The Indian efficiency financing market holds immense untapped potential for banks and customers. Three key ways to accelerate the building energy efficiency market in India are as follows.

  • To kick start the market, the Bureau of Energy Efficiency’s Partial Risk Guarantee Fund, which lowers the banker’s risk of lending to clients for efficiency improvements, should be used to showcase successful projects. This will increase banker confidence in repayment of the loan by the customer. Banker confidence is important because, once installed, an efficiency measure (or “asset”) cannot be reused or resold and thus banks are hesitant to venture into this new market opportunity of unsecured lending.
  • Lenders and real estate developers should look for opportunities to aggregate energy efficiency projects to meet the project size requirements of banks. Currently the real estate market in India is fragmented, which limits efficiency projects from reaping the benefits of economies of scale. With a fragmented market, small-scale efficiency projects can have high transaction costs and may not qualify for financing because commercial banks have minimum levels of project size. Energy efficiency aggregator and energy service companies (ESCOs) can help create portfolios of efficiency projects for banks to invest in.
  • Thirdly, a concerted effort among champion real estate developers who implement energy efficiency, power utilities, energy efficiency service and technology providers, and financial institutions is needed to increase awareness among consumers about the benefits of implementing advanced energy efficiency measures.

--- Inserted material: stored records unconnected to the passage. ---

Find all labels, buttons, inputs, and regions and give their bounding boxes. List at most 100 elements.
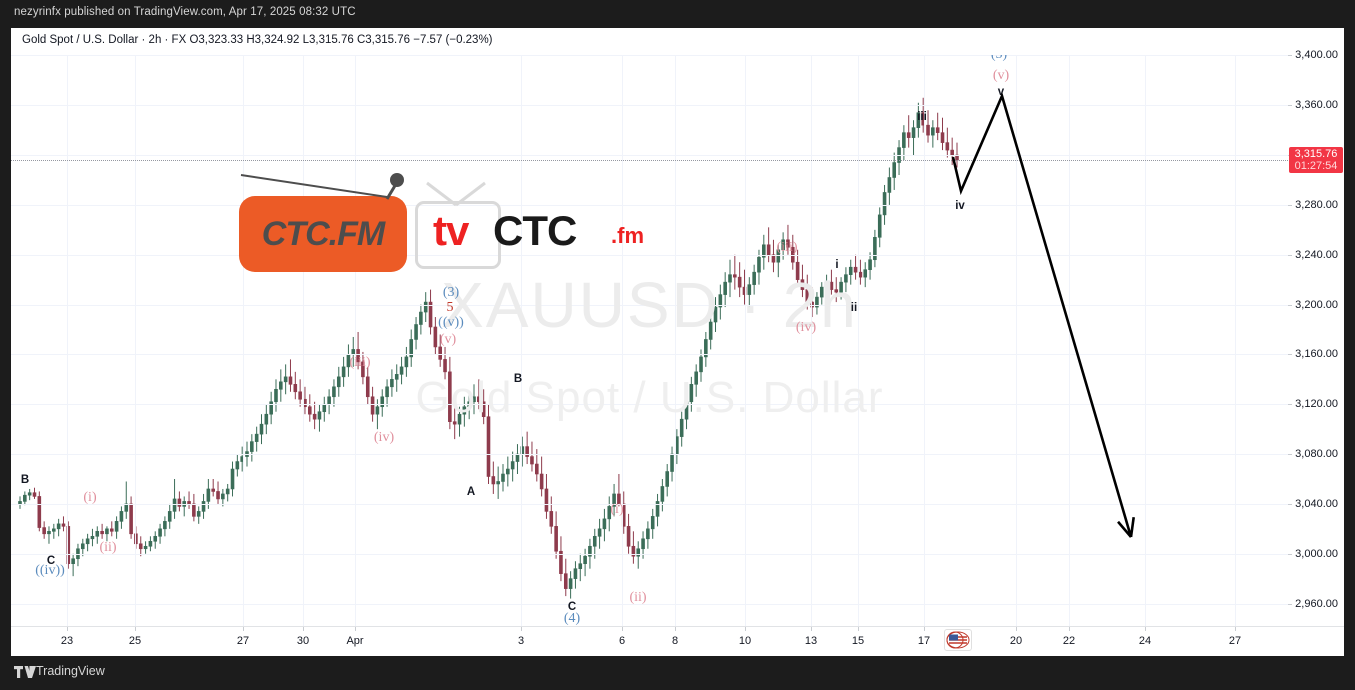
time-axis-tick — [303, 627, 304, 631]
wave-label: (ii) — [99, 540, 117, 555]
publisher-bar: nezyrinfx published on TradingView.com, … — [0, 0, 1355, 28]
price-axis-tick — [1288, 454, 1292, 456]
tvctc-fm-logo: tv CTC .fm — [415, 181, 661, 269]
tradingview-brand-label: TradingView — [36, 664, 105, 678]
grid-line-vertical — [1235, 28, 1236, 626]
time-axis-tick — [745, 627, 746, 631]
wave-label: (iv) — [373, 430, 395, 445]
bearish-projection-path — [951, 92, 1135, 538]
price-axis-tick — [1288, 503, 1292, 505]
grid-line-horizontal — [11, 155, 1288, 157]
grid-line-vertical — [811, 28, 812, 626]
tvctc-ctc-text: CTC — [493, 207, 577, 254]
time-axis-label: 6 — [618, 635, 626, 647]
tvctc-fm-text: .fm — [611, 223, 644, 248]
wave-label: B — [513, 373, 523, 385]
wave-label: (iv) — [795, 320, 817, 335]
grid-line-horizontal — [11, 603, 1288, 605]
wave-label: (v) — [439, 332, 457, 347]
price-axis-label: 2,960.00 — [1295, 597, 1338, 610]
grid-line-horizontal — [11, 354, 1288, 356]
grid-line-vertical — [1145, 28, 1146, 626]
grid-line-vertical — [675, 28, 676, 626]
wave-label: (4) — [563, 611, 581, 626]
time-axis-tick — [675, 627, 676, 631]
time-axis-label: 13 — [804, 635, 818, 647]
publisher-text: nezyrinfx published on TradingView.com, … — [14, 6, 356, 18]
time-axis-tick — [1069, 627, 1070, 631]
time-axis-tick — [1016, 627, 1017, 631]
time-axis-tick — [355, 627, 356, 631]
antenna-icon — [240, 173, 404, 200]
wave-label: C — [567, 601, 577, 613]
grid-line-horizontal — [11, 304, 1288, 306]
price-axis-tick — [1288, 553, 1292, 555]
grid-line-vertical — [243, 28, 244, 626]
grid-line-horizontal — [11, 454, 1288, 456]
time-axis-label: 30 — [296, 635, 310, 647]
grid-line-vertical — [745, 28, 746, 626]
ctc-fm-logo-text: CTC.FM — [261, 215, 385, 253]
time-axis[interactable]: 23 25 27 30 Apr 3 6 8 10 13 15 17 20 22 24 27 — [11, 626, 1344, 657]
wave-label: (v) — [992, 68, 1010, 83]
bottom-bar: TradingView — [0, 656, 1355, 690]
last-price-line — [11, 160, 1288, 162]
price-axis-tick — [1288, 254, 1292, 256]
us-flag-event-icon[interactable] — [944, 629, 972, 651]
wave-label: 5 — [446, 300, 454, 315]
price-axis-tick — [1288, 204, 1292, 206]
legend-text: Gold Spot / U.S. Dollar · 2h · FX O3,323… — [22, 34, 493, 46]
time-axis-tick — [1235, 627, 1236, 631]
last-price-badge: 3,315.76 01:27:54 — [1289, 147, 1343, 174]
grid-line-horizontal — [11, 404, 1288, 406]
time-axis-label: 17 — [917, 635, 931, 647]
time-axis-label: 27 — [1228, 635, 1242, 647]
tradingview-logo-icon — [14, 666, 36, 678]
price-axis[interactable]: USD 3,315.76 01:27:54 3,400.003,360.003,… — [1288, 28, 1344, 626]
time-axis-label: 24 — [1138, 635, 1152, 647]
time-axis-label: Apr — [346, 635, 364, 647]
time-axis-tick — [924, 627, 925, 631]
time-axis-label: 25 — [128, 635, 142, 647]
time-axis-label: 10 — [738, 635, 752, 647]
tvctc-tv-text: tv — [433, 207, 469, 254]
time-axis-tick — [858, 627, 859, 631]
wave-label: A — [466, 486, 476, 498]
wave-label: (iii) — [349, 355, 371, 370]
price-axis-label: 3,280.00 — [1295, 198, 1338, 211]
time-axis-label: 15 — [851, 635, 865, 647]
grid-line-vertical — [303, 28, 304, 626]
bar-countdown: 01:27:54 — [1294, 160, 1338, 173]
ctc-fm-logo: CTC.FM — [239, 196, 407, 272]
grid-line-horizontal — [11, 55, 1288, 57]
price-axis-tick — [1288, 404, 1292, 406]
wave-label: (i) — [610, 502, 624, 517]
wave-label: ((v)) — [438, 315, 464, 330]
grid-line-horizontal — [11, 503, 1288, 505]
wave-label: (3) — [442, 285, 460, 300]
grid-line-vertical — [858, 28, 859, 626]
time-axis-tick — [135, 627, 136, 631]
time-axis-label: 23 — [60, 635, 74, 647]
wave-label: ((iv)) — [35, 563, 65, 578]
chart-plot-area[interactable]: XAUUSD · 2h Gold Spot / U.S. Dollar B C((… — [11, 28, 1288, 626]
price-axis-tick — [1288, 354, 1292, 356]
grid-line-horizontal — [11, 553, 1288, 555]
time-axis-tick — [521, 627, 522, 631]
wave-label: i — [835, 259, 839, 271]
wave-label: iv — [955, 200, 965, 212]
wave-label: (iii) — [776, 240, 798, 255]
price-axis-label: 3,400.00 — [1295, 49, 1338, 62]
price-axis-label: 3,240.00 — [1295, 248, 1338, 261]
price-axis-tick — [1288, 603, 1292, 605]
wave-label: v — [997, 86, 1005, 98]
wave-label: (ii) — [629, 590, 647, 605]
wave-label: B — [20, 474, 30, 486]
time-axis-label: 22 — [1062, 635, 1076, 647]
grid-line-vertical — [924, 28, 925, 626]
time-axis-label: 3 — [517, 635, 525, 647]
wave-label: C — [46, 555, 56, 567]
grid-line-vertical — [521, 28, 522, 626]
time-axis-tick — [1145, 627, 1146, 631]
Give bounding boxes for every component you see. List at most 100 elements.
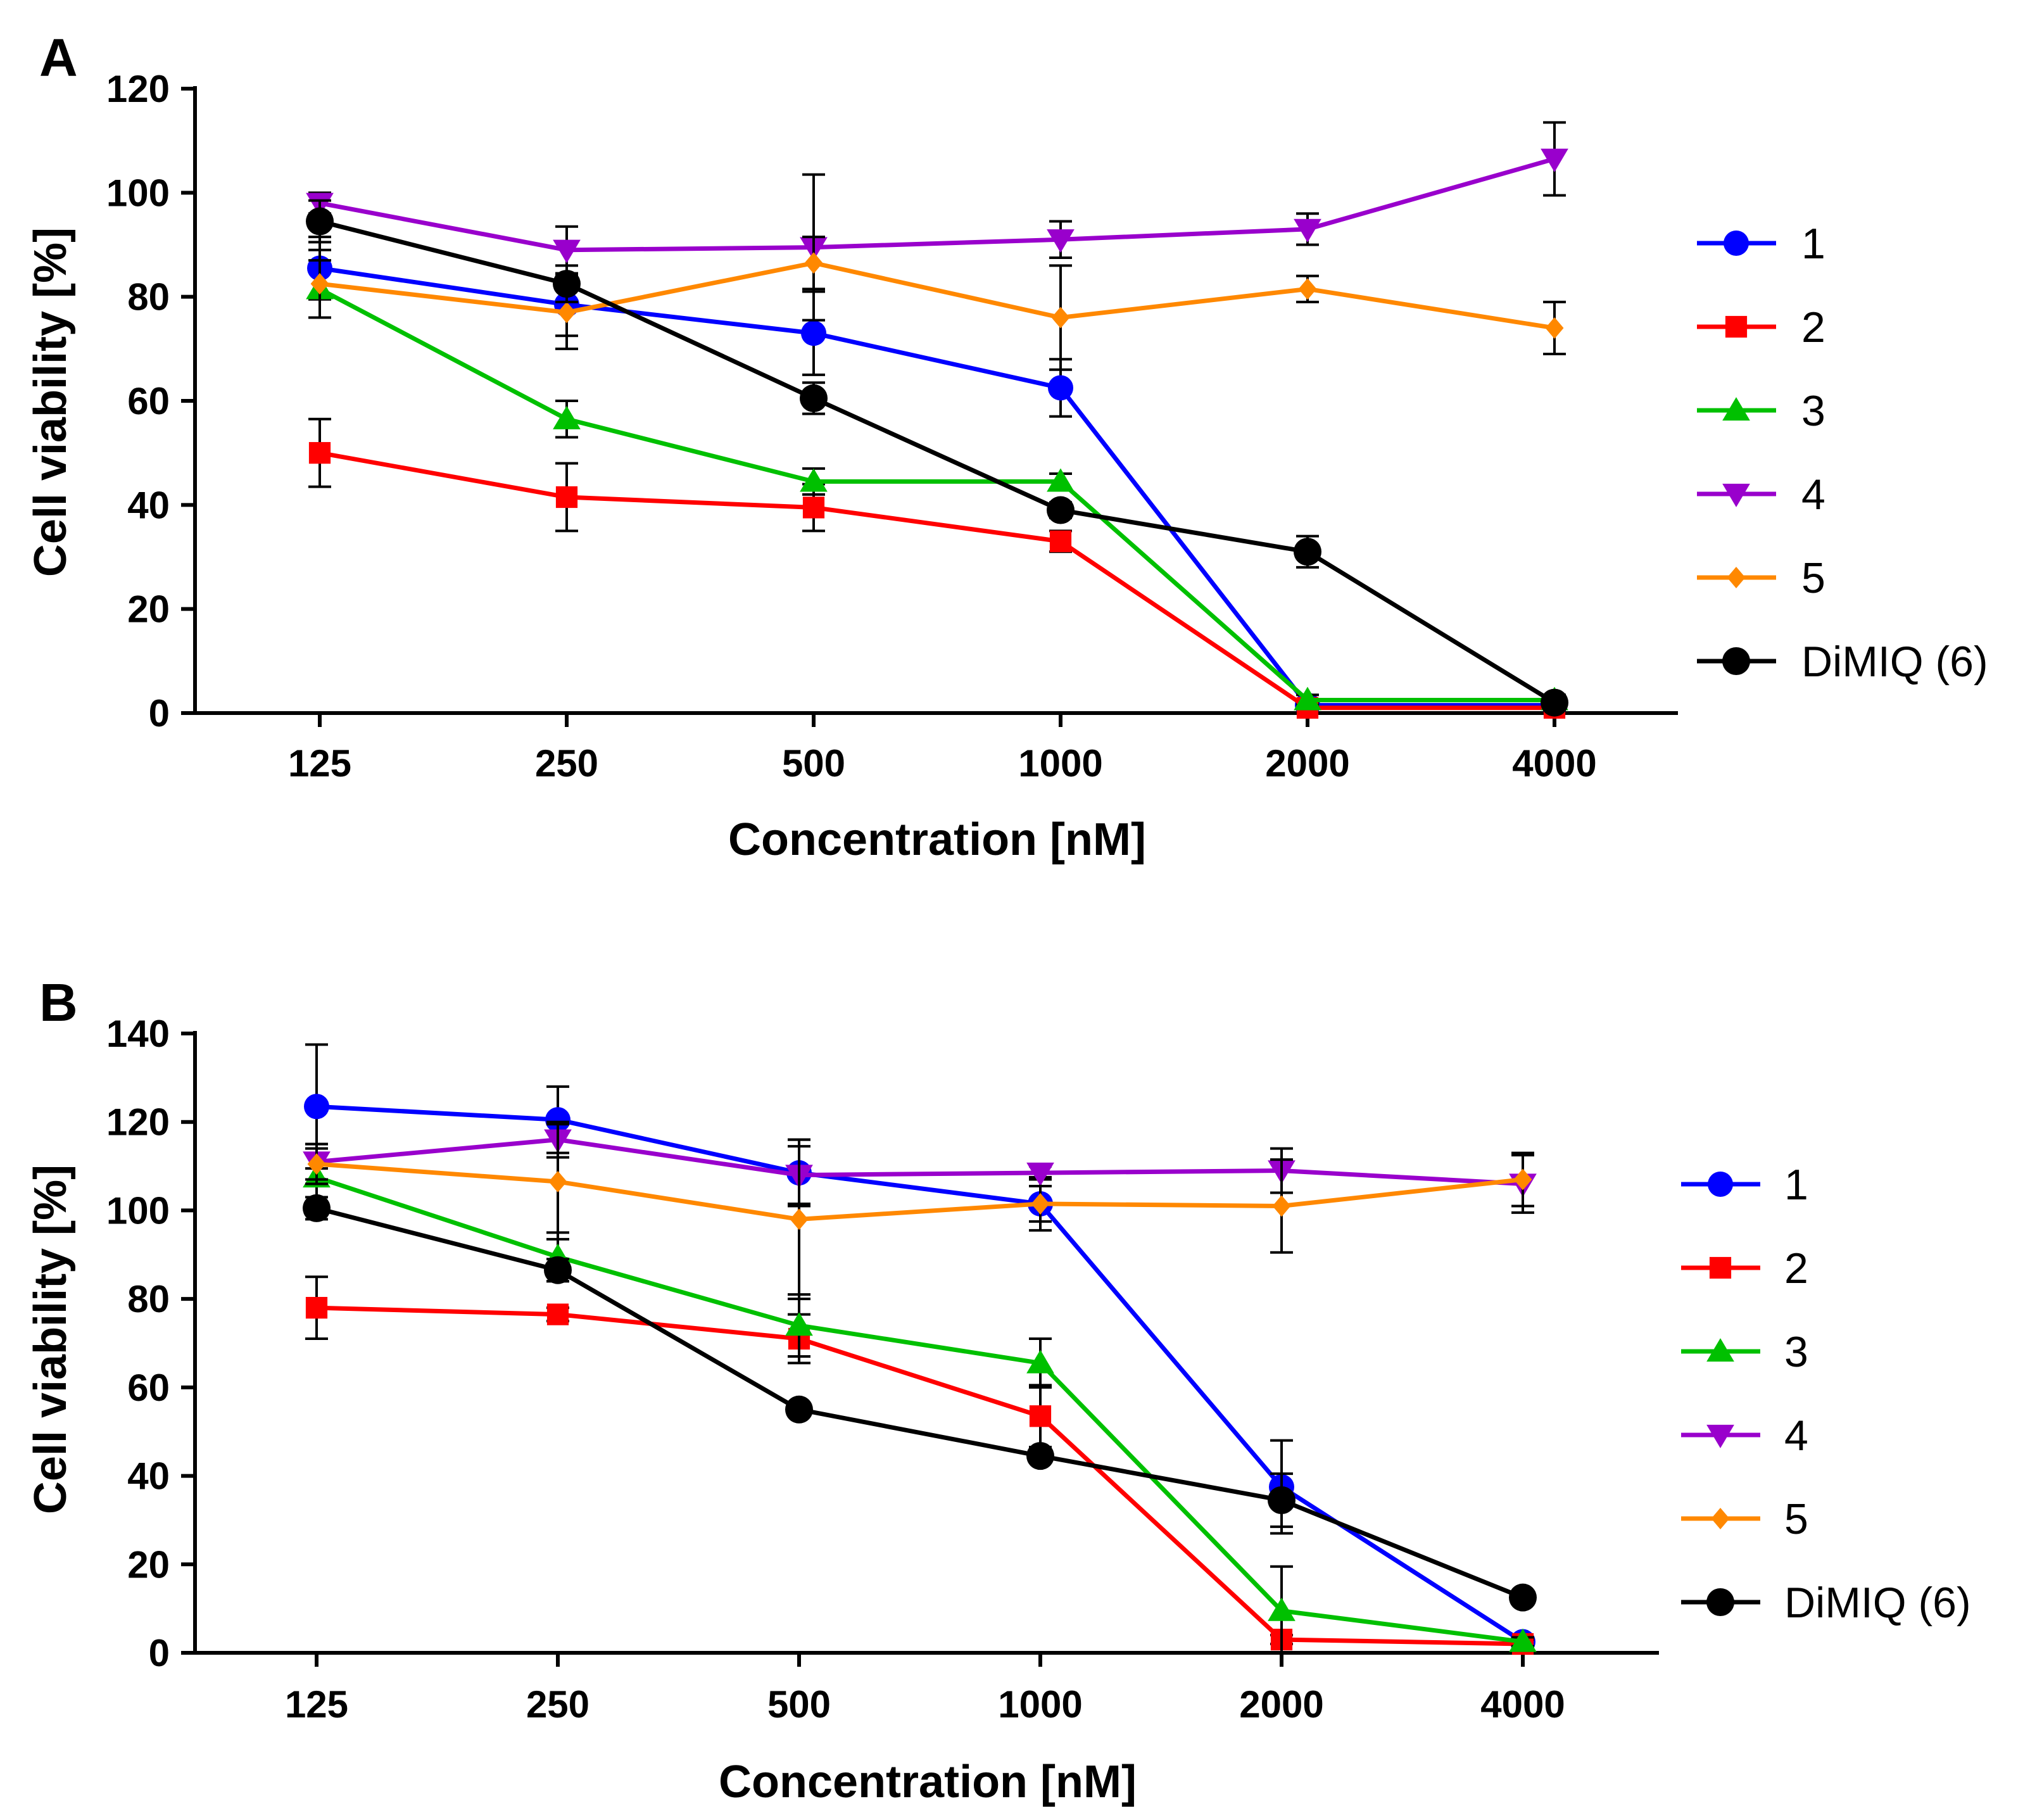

While efficiency measures can help reduce energy consumption and help avoid catastrophic events like last week’s power outages, the market for energy efficiency in India is still in its early stages. Banks and financial institutions are thus crucial to catalyzing efficient building construction. With the opening of India’s real estate market to Foreign Direct Investment in 2005, new opportunities for efficiency financing are available to real estate developers. Financial institutions need to take the lead in working with developers to create innovative finance products for energy efficiency, thus allowing India’s energy efficiency finance sector to realize its potential while reducing energy consumption and costs for all stakeholders.